Jerry is 73 now, but still running a talent agency in New York City.
Speaking of Crazy, did you know there was a little flaw in Crazy by Patsy Cline? When that track was recorded in Nashville, Patsy came in too early near the end of the song. This was fixed in the editing process, but her voice "leaked" into the instrument pickup microphones. You can hear it faintly in the background if you listen carefully. I've made it easier for you by jacking up the volume on that part. You should easily hear it at 2:29, right near the end:
You may think I've lost my mind, but I don't think 120,000 oldies provides enough variety.

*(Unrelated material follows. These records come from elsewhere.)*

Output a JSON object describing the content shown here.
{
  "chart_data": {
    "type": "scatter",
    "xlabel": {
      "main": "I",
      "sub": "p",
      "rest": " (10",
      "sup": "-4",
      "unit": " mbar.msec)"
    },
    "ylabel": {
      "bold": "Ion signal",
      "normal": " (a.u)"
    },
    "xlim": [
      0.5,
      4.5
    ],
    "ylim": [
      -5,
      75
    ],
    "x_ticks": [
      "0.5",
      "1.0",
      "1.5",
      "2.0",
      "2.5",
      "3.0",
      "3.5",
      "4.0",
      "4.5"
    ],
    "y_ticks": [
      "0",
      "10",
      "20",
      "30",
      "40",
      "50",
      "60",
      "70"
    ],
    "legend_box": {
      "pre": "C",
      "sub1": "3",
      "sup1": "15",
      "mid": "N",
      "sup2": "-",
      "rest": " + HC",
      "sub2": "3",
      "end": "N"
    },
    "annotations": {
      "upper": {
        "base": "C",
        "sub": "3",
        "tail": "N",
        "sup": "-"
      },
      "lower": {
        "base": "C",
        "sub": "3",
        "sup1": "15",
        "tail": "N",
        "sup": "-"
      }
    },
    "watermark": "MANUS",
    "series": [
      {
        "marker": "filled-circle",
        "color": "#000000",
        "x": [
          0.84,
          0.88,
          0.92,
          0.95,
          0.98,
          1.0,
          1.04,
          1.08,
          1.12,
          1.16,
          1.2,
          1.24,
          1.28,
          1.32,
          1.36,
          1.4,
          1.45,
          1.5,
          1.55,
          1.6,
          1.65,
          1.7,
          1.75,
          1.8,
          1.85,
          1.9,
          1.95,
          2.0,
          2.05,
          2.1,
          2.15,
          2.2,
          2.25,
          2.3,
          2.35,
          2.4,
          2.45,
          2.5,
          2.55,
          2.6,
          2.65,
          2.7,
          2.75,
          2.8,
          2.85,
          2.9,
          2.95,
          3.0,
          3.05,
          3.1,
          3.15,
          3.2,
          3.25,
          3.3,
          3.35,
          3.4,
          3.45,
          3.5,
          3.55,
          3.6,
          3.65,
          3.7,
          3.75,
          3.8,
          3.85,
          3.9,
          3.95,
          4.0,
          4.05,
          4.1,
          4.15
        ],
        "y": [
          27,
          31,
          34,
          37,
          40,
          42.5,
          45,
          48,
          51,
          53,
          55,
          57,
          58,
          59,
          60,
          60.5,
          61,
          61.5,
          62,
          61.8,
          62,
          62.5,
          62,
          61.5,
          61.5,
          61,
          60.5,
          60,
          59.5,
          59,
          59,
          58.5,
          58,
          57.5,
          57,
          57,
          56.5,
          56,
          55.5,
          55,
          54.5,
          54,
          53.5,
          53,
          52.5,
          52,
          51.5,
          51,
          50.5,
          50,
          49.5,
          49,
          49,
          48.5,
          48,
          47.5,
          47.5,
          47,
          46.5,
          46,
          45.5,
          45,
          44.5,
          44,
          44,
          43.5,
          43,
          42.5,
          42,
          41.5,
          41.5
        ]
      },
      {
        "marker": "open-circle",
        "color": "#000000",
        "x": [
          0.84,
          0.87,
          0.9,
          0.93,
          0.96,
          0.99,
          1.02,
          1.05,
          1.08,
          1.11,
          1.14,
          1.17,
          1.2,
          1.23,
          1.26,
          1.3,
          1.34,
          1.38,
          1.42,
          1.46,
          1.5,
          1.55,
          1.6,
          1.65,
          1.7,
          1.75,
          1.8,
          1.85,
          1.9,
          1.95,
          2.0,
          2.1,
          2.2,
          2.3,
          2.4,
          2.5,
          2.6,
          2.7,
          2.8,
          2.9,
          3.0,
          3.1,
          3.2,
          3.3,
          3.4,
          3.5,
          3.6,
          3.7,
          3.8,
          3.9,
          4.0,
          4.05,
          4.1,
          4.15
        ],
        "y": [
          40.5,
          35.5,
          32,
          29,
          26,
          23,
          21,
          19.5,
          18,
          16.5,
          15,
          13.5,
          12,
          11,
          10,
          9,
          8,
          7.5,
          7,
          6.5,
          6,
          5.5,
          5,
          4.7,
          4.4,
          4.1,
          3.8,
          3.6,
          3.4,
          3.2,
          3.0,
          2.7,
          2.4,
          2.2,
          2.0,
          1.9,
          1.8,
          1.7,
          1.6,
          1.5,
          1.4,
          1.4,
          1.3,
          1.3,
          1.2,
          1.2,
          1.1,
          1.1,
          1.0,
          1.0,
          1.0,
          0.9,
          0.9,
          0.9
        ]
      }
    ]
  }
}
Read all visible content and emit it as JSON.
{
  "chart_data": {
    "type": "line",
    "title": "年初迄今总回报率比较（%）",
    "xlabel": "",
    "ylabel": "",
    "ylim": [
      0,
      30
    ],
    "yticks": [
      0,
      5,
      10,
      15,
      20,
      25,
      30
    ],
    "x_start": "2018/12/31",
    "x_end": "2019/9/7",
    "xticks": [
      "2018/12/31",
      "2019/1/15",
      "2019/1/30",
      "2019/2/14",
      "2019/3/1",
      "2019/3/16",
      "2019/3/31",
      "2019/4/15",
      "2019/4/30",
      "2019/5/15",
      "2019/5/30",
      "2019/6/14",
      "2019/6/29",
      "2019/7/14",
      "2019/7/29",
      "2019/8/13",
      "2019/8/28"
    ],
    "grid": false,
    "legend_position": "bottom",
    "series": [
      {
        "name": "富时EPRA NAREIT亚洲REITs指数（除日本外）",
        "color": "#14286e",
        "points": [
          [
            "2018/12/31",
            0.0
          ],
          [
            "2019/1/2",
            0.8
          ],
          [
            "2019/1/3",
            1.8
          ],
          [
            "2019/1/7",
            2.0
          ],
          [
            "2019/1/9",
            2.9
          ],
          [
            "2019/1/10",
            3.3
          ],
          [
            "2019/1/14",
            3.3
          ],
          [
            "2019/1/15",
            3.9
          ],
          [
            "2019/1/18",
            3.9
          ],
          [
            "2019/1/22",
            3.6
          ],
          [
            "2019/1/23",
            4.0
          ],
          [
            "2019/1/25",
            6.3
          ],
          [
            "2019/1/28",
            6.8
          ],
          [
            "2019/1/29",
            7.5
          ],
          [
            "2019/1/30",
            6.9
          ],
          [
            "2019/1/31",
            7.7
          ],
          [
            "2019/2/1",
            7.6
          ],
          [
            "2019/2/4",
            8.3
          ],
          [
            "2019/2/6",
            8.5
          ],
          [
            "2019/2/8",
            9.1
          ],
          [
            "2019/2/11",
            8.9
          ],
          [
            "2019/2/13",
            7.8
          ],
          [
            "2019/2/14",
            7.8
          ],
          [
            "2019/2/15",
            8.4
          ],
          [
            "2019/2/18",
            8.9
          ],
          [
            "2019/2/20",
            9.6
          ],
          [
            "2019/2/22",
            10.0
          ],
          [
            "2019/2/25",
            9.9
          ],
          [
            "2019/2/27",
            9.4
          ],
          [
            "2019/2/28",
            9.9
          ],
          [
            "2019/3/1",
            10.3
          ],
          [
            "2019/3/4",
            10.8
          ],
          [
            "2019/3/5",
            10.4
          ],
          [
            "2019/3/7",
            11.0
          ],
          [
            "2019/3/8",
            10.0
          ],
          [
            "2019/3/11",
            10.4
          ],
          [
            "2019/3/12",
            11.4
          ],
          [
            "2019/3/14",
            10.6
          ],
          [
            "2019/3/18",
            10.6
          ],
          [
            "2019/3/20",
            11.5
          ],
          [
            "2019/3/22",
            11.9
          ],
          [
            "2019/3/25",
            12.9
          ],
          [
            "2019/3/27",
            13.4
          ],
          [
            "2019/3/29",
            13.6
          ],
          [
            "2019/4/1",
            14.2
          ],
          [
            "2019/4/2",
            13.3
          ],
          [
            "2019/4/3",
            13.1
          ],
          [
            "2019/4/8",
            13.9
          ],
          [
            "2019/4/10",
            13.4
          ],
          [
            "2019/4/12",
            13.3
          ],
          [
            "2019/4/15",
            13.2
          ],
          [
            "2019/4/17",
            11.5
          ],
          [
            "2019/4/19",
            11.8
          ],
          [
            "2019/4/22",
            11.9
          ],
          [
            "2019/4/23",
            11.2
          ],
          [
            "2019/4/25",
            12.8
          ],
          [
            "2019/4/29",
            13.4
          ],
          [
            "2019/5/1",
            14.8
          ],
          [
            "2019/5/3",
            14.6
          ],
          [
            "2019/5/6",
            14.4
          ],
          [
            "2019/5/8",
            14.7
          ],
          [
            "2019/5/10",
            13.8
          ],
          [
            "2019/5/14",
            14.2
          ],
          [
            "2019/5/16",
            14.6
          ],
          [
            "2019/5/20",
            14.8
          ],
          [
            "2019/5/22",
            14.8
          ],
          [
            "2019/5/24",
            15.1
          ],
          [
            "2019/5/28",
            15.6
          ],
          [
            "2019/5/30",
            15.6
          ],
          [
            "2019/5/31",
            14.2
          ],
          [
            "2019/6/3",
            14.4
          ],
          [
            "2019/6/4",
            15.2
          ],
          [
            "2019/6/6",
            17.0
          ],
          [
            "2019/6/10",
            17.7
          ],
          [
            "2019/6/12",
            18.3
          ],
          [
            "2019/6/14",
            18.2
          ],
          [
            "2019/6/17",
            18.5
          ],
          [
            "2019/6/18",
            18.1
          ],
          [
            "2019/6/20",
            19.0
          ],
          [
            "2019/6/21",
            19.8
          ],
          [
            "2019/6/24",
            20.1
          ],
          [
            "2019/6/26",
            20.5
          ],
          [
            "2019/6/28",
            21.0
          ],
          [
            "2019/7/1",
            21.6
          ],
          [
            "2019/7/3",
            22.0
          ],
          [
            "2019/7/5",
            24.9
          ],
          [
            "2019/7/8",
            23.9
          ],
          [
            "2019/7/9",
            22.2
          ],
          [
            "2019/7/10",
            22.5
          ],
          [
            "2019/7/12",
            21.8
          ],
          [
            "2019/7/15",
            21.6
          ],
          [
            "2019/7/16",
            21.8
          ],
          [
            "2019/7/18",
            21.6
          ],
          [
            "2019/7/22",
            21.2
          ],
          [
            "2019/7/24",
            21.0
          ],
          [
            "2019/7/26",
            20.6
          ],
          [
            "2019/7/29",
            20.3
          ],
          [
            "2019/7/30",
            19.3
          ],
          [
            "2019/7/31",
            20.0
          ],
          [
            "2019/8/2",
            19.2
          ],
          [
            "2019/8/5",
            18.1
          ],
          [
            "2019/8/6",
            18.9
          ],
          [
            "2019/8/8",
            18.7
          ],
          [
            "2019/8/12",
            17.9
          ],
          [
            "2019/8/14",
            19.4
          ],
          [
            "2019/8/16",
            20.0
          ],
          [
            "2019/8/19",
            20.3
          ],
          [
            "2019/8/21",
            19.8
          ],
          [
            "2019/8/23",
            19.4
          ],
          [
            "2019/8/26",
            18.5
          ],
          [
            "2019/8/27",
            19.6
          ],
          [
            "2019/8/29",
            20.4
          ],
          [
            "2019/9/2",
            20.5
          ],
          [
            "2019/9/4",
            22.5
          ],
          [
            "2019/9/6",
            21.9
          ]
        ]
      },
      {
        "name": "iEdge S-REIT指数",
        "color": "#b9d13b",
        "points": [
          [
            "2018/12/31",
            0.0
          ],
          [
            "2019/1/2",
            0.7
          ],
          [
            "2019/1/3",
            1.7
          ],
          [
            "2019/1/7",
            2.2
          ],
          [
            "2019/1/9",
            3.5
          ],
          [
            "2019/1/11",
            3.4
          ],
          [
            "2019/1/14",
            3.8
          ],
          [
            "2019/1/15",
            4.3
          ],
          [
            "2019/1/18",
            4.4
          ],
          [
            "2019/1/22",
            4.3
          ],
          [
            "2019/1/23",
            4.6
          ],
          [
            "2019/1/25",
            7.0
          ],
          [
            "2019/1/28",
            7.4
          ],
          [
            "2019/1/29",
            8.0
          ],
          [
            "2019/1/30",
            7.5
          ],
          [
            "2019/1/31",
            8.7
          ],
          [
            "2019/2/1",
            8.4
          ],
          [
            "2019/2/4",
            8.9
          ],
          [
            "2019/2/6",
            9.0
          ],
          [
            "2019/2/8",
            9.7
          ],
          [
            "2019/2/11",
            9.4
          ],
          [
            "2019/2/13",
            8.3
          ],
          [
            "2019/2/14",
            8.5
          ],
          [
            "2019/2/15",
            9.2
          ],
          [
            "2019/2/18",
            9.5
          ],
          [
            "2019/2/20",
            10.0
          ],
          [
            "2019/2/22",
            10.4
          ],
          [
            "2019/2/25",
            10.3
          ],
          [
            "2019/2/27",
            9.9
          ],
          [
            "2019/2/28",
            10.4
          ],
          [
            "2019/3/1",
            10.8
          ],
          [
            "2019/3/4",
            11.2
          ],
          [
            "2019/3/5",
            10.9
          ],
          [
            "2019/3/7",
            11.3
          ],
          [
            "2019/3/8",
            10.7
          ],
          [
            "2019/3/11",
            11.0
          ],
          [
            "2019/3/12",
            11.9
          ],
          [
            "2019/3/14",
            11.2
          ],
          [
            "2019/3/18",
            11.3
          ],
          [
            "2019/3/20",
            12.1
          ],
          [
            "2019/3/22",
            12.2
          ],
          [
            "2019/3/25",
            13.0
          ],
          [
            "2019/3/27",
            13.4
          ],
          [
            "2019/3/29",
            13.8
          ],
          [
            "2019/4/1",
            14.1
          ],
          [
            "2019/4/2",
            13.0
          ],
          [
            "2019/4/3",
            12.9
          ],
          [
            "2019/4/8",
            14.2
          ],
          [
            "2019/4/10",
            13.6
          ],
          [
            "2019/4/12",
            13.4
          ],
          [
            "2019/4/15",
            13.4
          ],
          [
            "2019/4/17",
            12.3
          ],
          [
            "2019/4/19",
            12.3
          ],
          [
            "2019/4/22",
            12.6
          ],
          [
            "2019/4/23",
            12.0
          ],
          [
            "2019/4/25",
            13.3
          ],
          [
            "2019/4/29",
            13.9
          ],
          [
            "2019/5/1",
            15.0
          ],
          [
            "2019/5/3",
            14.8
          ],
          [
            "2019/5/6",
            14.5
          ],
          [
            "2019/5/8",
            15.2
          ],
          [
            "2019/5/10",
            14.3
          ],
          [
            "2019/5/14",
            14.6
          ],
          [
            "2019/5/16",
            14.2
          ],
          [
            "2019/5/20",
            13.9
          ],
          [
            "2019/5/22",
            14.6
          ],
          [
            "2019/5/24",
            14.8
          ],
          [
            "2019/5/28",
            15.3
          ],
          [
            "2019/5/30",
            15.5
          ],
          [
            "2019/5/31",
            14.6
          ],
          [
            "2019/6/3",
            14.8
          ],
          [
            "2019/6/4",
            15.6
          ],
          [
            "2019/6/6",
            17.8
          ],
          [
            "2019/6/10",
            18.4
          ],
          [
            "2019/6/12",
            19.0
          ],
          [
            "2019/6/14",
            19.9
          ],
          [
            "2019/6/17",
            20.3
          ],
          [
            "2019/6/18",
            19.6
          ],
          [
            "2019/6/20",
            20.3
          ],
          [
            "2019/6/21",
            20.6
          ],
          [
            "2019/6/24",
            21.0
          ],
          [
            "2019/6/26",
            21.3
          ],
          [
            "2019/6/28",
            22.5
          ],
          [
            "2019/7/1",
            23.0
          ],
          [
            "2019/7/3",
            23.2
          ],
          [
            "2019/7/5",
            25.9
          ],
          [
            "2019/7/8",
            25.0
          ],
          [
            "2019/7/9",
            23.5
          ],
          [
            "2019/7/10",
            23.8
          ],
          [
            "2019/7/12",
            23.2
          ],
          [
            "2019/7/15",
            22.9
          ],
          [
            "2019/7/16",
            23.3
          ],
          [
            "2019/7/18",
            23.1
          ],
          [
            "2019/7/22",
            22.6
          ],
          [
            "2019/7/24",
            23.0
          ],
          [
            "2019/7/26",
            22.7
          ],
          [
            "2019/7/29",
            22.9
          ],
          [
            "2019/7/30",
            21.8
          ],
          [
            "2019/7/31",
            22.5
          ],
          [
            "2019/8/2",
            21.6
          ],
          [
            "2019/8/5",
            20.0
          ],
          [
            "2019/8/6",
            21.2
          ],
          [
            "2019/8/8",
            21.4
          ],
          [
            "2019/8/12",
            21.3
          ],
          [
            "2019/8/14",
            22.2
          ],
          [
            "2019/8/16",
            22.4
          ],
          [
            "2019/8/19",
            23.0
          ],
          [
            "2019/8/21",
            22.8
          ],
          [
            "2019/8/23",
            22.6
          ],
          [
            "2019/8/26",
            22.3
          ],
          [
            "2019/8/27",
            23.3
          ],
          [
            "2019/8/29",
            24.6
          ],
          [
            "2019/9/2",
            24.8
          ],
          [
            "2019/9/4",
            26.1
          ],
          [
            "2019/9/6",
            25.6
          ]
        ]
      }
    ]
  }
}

That's why I'm adding 100-200 new songs from the 1950's and 1960's to the MusicMaster Oldies mix every week. If I can keep up this pace, and I don't get myself committed to the Funny Farm, you could listen forever and never stop hearing something you've never heard before. Scary, right?
Oh, one last thing before I forget (too late, I did forget it!) They're Coming To Take Me Away, Ha Haaa was not the first song of this kind. Let's dial the time machine back to 1947. Here's Hooray Hooray I'm Going Away by Beatrice Kay on Columbia 37922:
Totally sick and certifiably demented, eh?